– Да, – сказал Владимир, – такой лосяра, как ты, пройдет. Но вот кони…
Олаф похлопал коня по влажной шее. Тот шатался под могучим викингом, вздрагивал. На удилах повисла желтая пена.
– А что кони? Кони тоже люди. Завалы обойдем, под зависшими валежинами проползем. Надо попробовать, Вольдемар.
Владимир прислушался – везде обычные лесные шорохи, – соскочил на землю. Он все еще вздрагивал, даже пригибал голову, когда с дерева падал сучок, сбивая в падении листья, а лицо было изнуренное и озабоченное.
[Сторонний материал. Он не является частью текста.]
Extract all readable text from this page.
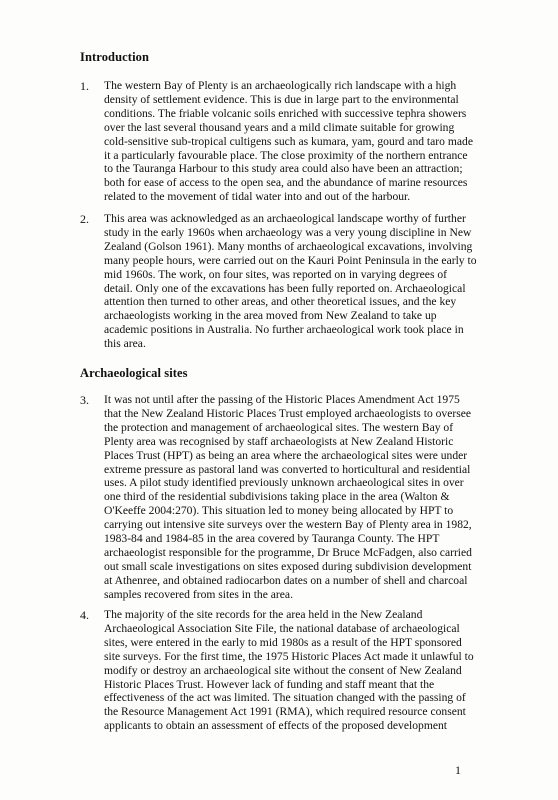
Introduction
1. The western Bay of Plenty is an archaeologically rich landscape with a high
density of settlement evidence. This is due in large part to the environmental
conditions. The friable volcanic soils enriched with successive tephra showers
over the last several thousand years and a mild climate suitable for growing
cold-sensitive sub-tropical cultigens such as kumara, yam, gourd and taro made
it a particularly favourable place. The close proximity of the northern entrance
to the Tauranga Harbour to this study area could also have been an attraction;
both for ease of access to the open sea, and the abundance of marine resources
related to the movement of tidal water into and out of the harbour.

2. This area was acknowledged as an archaeological landscape worthy of further
study in the early 1960s when archaeology was a very young discipline in New
Zealand (Golson 1961). Many months of archaeological excavations, involving
many people hours, were carried out on the Kauri Point Peninsula in the early to
mid 1960s. The work, on four sites, was reported on in varying degrees of
detail. Only one of the excavations has been fully reported on. Archaeological
attention then turned to other areas, and other theoretical issues, and the key
archaeologists working in the area moved from New Zealand to take up
academic positions in Australia. No further archaeological work took place in
this area.

Archaeological sites
3. It was not until after the passing of the Historic Places Amendment Act 1975
that the New Zealand Historic Places Trust employed archaeologists to oversee
the protection and management of archaeological sites. The western Bay of
Plenty area was recognised by staff archaeologists at New Zealand Historic
Places Trust (HPT) as being an area where the archaeological sites were under
extreme pressure as pastoral land was converted to horticultural and residential
uses. A pilot study identified previously unknown archaeological sites in over
one third of the residential subdivisions taking place in the area (Walton &
O'Keeffe 2004:270). This situation led to money being allocated by HPT to
carrying out intensive site surveys over the western Bay of Plenty area in 1982,
1983-84 and 1984-85 in the area covered by Tauranga County. The HPT
archaeologist responsible for the programme, Dr Bruce McFadgen, also carried
out small scale investigations on sites exposed during subdivision development
at Athenree, and obtained radiocarbon dates on a number of shell and charcoal
samples recovered from sites in the area.

4. The majority of the site records for the area held in the New Zealand
Archaeological Association Site File, the national database of archaeological
sites, were entered in the early to mid 1980s as a result of the HPT sponsored
site surveys. For the first time, the 1975 Historic Places Act made it unlawful to
modify or destroy an archaeological site without the consent of New Zealand
Historic Places Trust. However lack of funding and staff meant that the
effectiveness of the act was limited. The situation changed with the passing of
the Resource Management Act 1991 (RMA), which required resource consent
applicants to obtain an assessment of effects of the proposed development

1
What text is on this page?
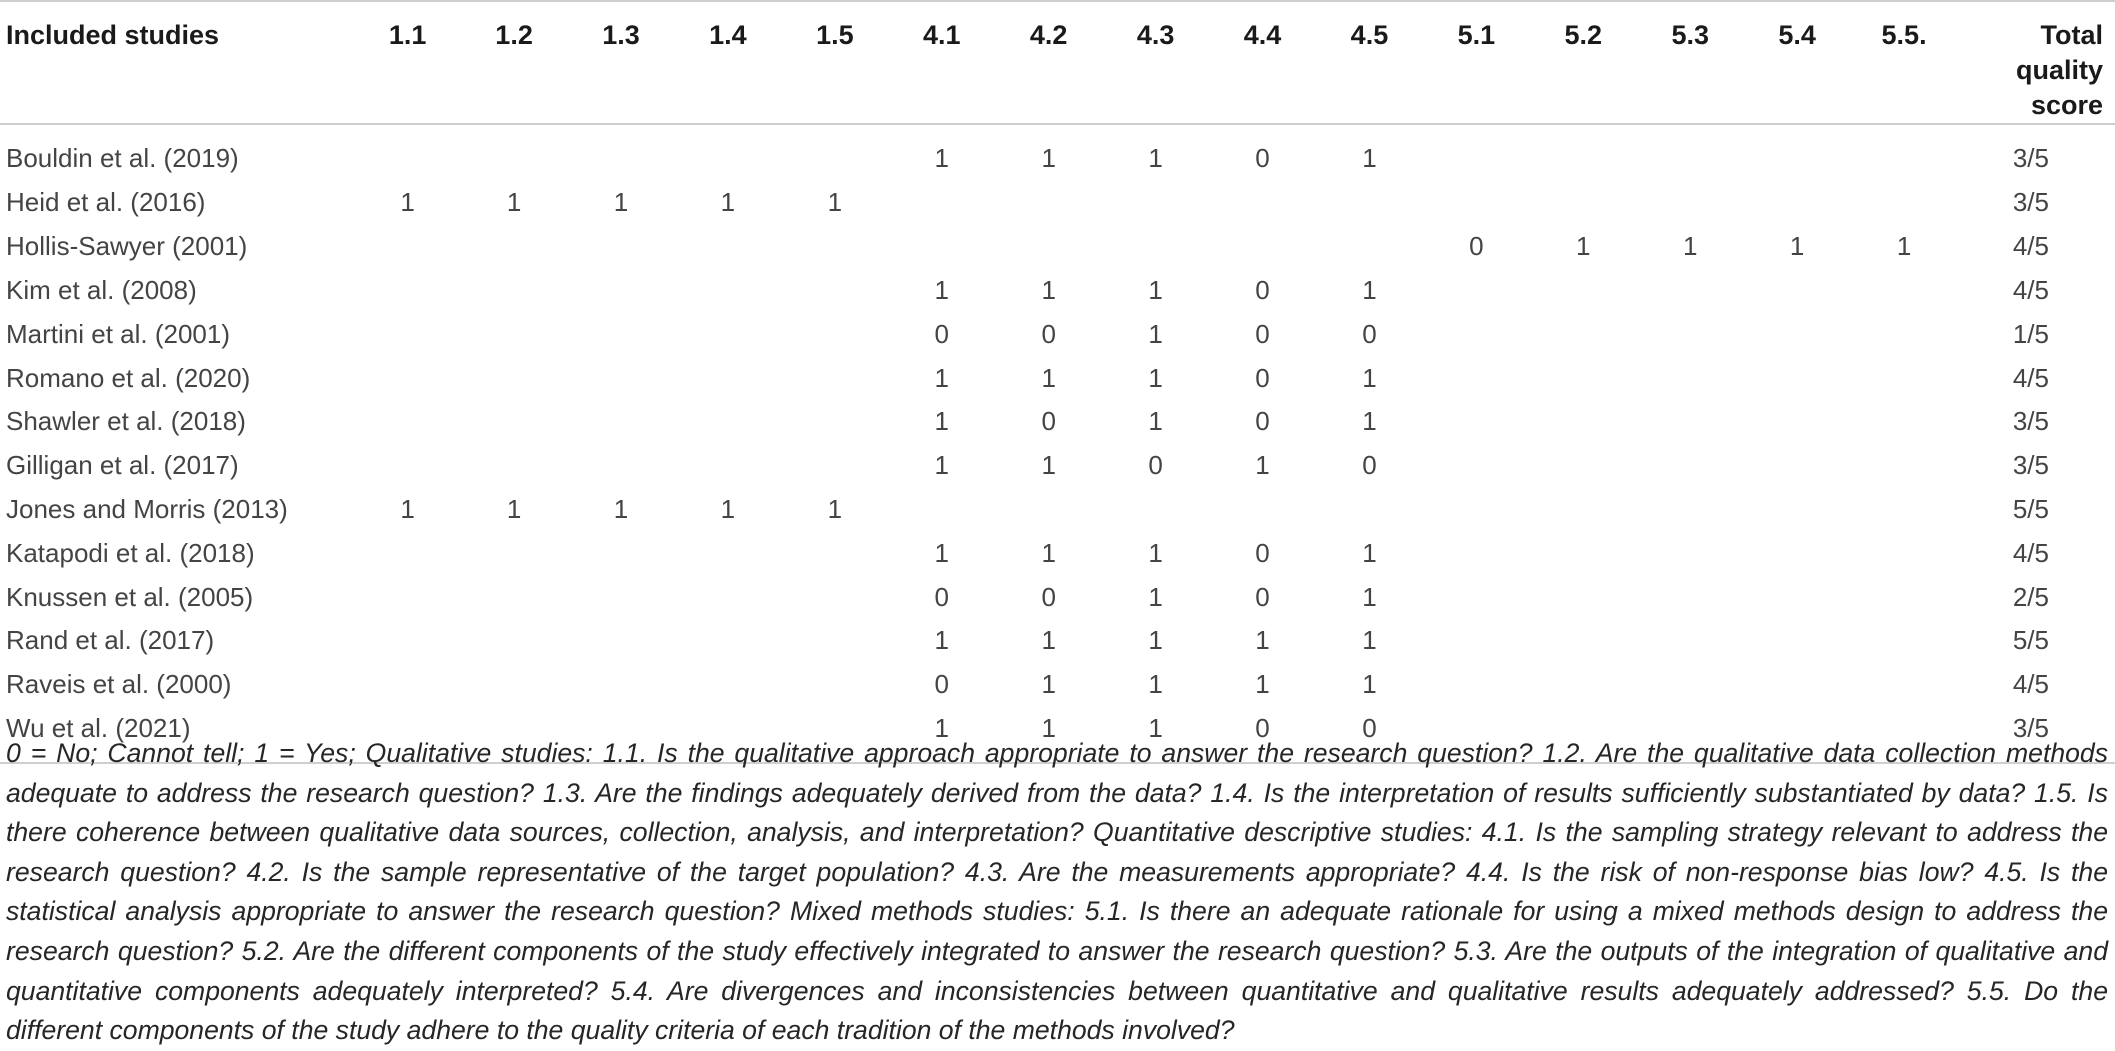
Included studies	1.1	1.2	1.3	1.4	1.5	4.1	4.2	4.3	4.4	4.5	5.1	5.2	5.3	5.4	5.5.	Total quality score
Bouldin et al. (2019)						1	1	1	0	1						3/5
Heid et al. (2016)	1	1	1	1	1											3/5
Hollis-Sawyer (2001)											0	1	1	1	1	4/5
Kim et al. (2008)						1	1	1	0	1						4/5
Martini et al. (2001)						0	0	1	0	0						1/5
Romano et al. (2020)						1	1	1	0	1						4/5
Shawler et al. (2018)						1	0	1	0	1						3/5
Gilligan et al. (2017)						1	1	0	1	0						3/5
Jones and Morris (2013)	1	1	1	1	1											5/5
Katapodi et al. (2018)						1	1	1	0	1						4/5
Knussen et al. (2005)						0	0	1	0	1						2/5
Rand et al. (2017)						1	1	1	1	1						5/5
Raveis et al. (2000)						0	1	1	1	1						4/5
Wu et al. (2021)						1	1	1	0	0						3/5

0 = No; Cannot tell; 1 = Yes; Qualitative studies: 1.1. Is the qualitative approach appropriate to answer the research question? 1.2. Are the qualitative data collection methods adequate to address the research question? 1.3. Are the findings adequately derived from the data? 1.4. Is the interpretation of results sufficiently substantiated by data? 1.5. Is there coherence between qualitative data sources, collection, analysis, and interpretation? Quantitative descriptive studies: 4.1. Is the sampling strategy relevant to address the research question? 4.2. Is the sample representative of the target population? 4.3. Are the measurements appropriate? 4.4. Is the risk of non-response bias low? 4.5. Is the statistical analysis appropriate to answer the research question? Mixed methods studies: 5.1. Is there an adequate rationale for using a mixed methods design to address the research question? 5.2. Are the different components of the study effectively integrated to answer the research question? 5.3. Are the outputs of the integration of qualitative and quantitative components adequately interpreted? 5.4. Are divergences and inconsistencies between quantitative and qualitative results adequately addressed? 5.5. Do the different components of the study adhere to the quality criteria of each tradition of the methods involved?
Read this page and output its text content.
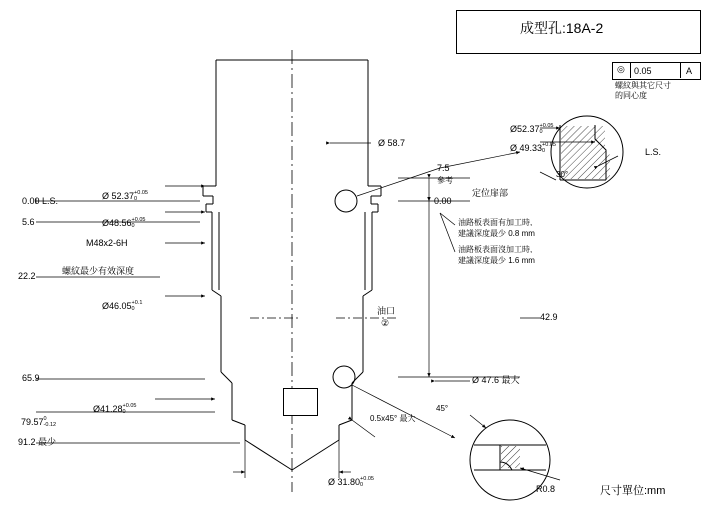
成型孔:18A-2
◎ 0.05	A
螺紋與其它尺寸
的同心度
0.00 L.S.
5.6
22.2
65.9

79.57 0
-0.12

91.2 最少

Ø 52.37 +0.05
0

Ø48.56 +0.05
0

M48x2-6H
螺紋最少有效深度

Ø46.05 +0.1
0

Ø41.28 +0.05
0

Ø 31.80 +0.05
0

Ø 58.7
Ø 47.6 最大
7.5
參考
0.00
定位扉部
油路板表面有加工時,
建議深度最少 0.8 mm
油路板表面沒加工時,
建議深度最少 1.6 mm
42.9
0.5x45° 最大
油口
②

Ø52.37 +0.05
0

Ø 49.33 +0.05
0	L.S.
30°
45°
R0.8	尺寸單位:mm
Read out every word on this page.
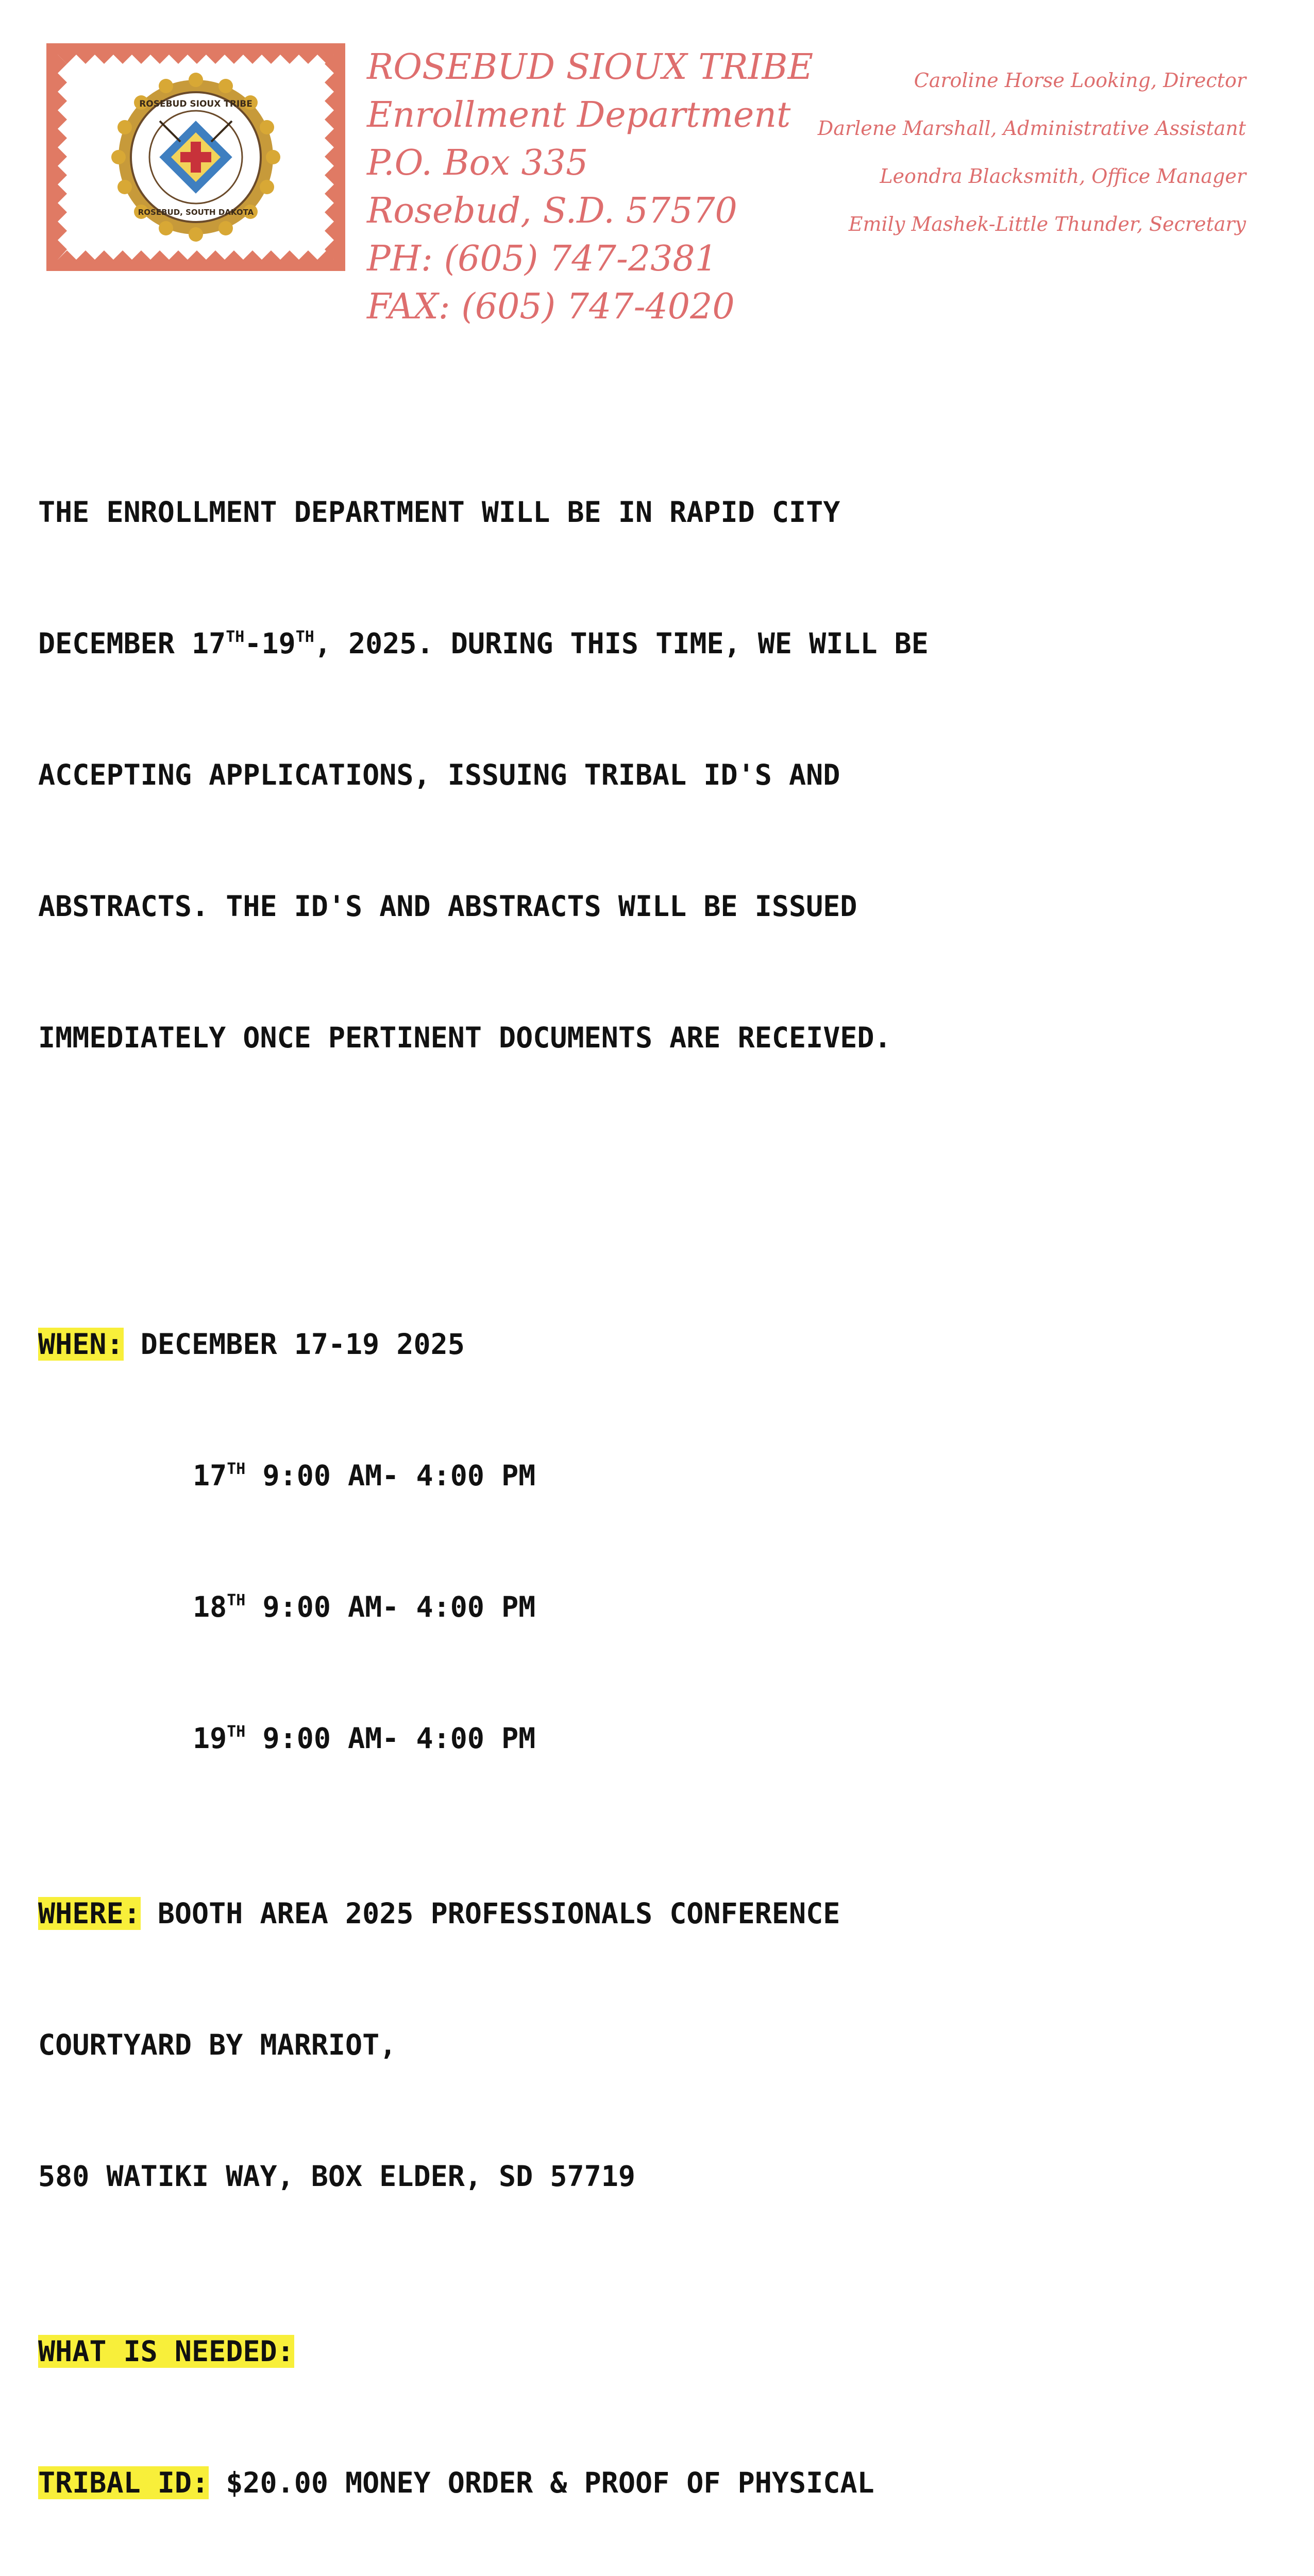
ROSEBUD SIOUX TRIBE
ROSEBUD, SOUTH DAKOTA
ROSEBUD SIOUX TRIBE
Enrollment Department
P.O. Box 335
Rosebud, S.D. 57570
PH: (605) 747-2381
FAX: (605) 747-4020
Caroline Horse Looking, Director
Darlene Marshall, Administrative Assistant
Leondra Blacksmith, Office Manager
Emily Mashek-Little Thunder, Secretary

THE ENROLLMENT DEPARTMENT WILL BE IN RAPID CITY

DECEMBER 17TH-19TH, 2025. DURING THIS TIME, WE WILL BE

ACCEPTING APPLICATIONS, ISSUING TRIBAL ID'S AND

ABSTRACTS. THE ID'S AND ABSTRACTS WILL BE ISSUED

IMMEDIATELY ONCE PERTINENT DOCUMENTS ARE RECEIVED.

WHEN: DECEMBER 17-19 2025

17TH 9:00 AM- 4:00 PM

18TH 9:00 AM- 4:00 PM

19TH 9:00 AM- 4:00 PM

WHERE: BOOTH AREA 2025 PROFESSIONALS CONFERENCE

COURTYARD BY MARRIOT,

580 WATIKI WAY, BOX ELDER, SD 57719

WHAT IS NEEDED:

TRIBAL ID: $20.00 MONEY ORDER & PROOF OF PHYSICAL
– Мне тоже жаль бросать коней. Ладно, выбери одного. Нет, двух. Попробуем провести. Остальных придется оставить. Авось люди их найдут раньше, чем отыщут волки.
Олаф слез нехотя, долго осматривал коней. Те как чуяли, что останутся в темном и страшном лесу, дрожали и тянулись к викингу, который раньше их побаивался, а теперь чуть не плакал, что таких добрых зверей разорвут волки.
Полдня пробирались через чащу. Наткнулись на ручей, попробовали идти по руслу, но слишком много деревьев лежало поперек. На земле можно переступить, а здесь комель на одном берегу, вершинка на другом – пригибайся, ползи под стволом чуть ли не на четвереньках, а он тебя норовит ухватить за шиворот острыми сучьями.
Олаф крепился, Владимир слышал только яростное сопение и стук железа по дереву. Викинг старался идти впереди, сбивал топором ветки. Человек протиснется везде, но конь не для леса, и Владимир ожидал, что викинг вот-вот сдастся, признается, что зря тащат коней, когда спереди донесся его сдавленный возглас:
– Или мне мерещится…
– Что там?
– Деревья вроде бы светлеют.
– Мерещится, – отмахнулся Владимир. – Тебе уже мерещилось.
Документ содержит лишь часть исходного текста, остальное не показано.